«Au bureau»

La lune jette un coup d'oeil chez nous,
elle me voit en pauvre commis
languissant sous le regard sévère
de mon principal.
Gêné, je me gratte le col.

Je n'ai jamais connu encore une
vie durablement ensoleillée.
Le manque est ma fatalité;
obligé de me gratter le col
sous le regard du principal.

La lune est la plaie de la nuit,
chaque étoile est une goutte de sang.
Même si je suis loin d'un bonheur établi,
je me suis fait modeste, cependant.
La lune est la plaie de la nuit.

Robert Walser

L'Homme à Tout Faire - Paul Burian, Ingold Wildenauer

Résumé

A 24 ans, Joseph Marti est placé à Bärenswil, après une longue période sans emploi, dans le bureau technique de l'ingénieur et inventeur C. Tobler. Tobler a investi toute sa fortune dans des inventions qui n'intéressent personne. Outre la correspondance à liquider — généralement des requêtes pompeuses qu'on lui dicte — on confie aussi à Marti des tâches domestiques et familiales. En échange, il est logé au haut d'une tourelle; pendant ses loisirs, il tue le temps dans sa chambre en auto-flagellation et en révolte obstinée tout en songeant aux moments troublants qu'il passe, empli de craintes, avec la jeune Madame Tobler.

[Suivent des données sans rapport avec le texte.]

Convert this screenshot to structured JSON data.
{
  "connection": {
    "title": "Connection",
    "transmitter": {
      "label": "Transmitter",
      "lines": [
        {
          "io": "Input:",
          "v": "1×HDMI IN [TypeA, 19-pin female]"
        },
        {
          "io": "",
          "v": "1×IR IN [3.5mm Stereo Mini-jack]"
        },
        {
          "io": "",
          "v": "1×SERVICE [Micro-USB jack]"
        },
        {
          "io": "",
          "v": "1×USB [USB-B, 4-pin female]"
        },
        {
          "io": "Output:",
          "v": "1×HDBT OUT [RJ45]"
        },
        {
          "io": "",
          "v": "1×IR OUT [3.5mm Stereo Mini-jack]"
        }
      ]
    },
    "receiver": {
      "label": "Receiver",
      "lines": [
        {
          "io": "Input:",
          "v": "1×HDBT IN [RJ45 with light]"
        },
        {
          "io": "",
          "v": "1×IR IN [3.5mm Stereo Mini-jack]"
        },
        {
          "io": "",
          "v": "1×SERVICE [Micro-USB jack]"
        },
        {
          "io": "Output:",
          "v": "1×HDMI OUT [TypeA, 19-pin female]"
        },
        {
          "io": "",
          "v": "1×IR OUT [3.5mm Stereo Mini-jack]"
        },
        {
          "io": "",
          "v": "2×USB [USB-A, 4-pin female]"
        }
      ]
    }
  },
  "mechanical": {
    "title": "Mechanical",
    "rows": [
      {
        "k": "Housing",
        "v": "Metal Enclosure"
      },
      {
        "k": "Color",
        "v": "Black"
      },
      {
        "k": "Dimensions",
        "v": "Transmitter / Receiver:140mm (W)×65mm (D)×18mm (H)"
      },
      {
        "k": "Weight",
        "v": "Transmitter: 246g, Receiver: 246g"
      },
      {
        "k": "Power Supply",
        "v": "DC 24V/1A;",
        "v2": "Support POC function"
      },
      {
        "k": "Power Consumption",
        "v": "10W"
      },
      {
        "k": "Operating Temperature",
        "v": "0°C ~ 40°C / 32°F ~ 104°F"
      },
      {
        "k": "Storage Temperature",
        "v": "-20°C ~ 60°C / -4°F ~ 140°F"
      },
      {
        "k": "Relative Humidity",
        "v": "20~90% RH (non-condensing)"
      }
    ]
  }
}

On est ainsi entraîné dans la lente déchéance de la maison Tobler, dans laquelle on organise, envers et contre tout, de magnifiques réceptions; on compatit en observant comment Tobler se défoule brutalement sur son subordonné qui le domine psychiquement, à la seule esquisse d'une relation érotique, dont Joseph profite pour faire des remontrances à la marâtre.

Plus la faillite de Tobler devient inéluctable, plus l'employé de commerce devient le domestique de la maison qui, au lieu d'un salaire, ne reçoit que de l'argent de poche dominical versé par un chef de famille insolvable et arnaqueur.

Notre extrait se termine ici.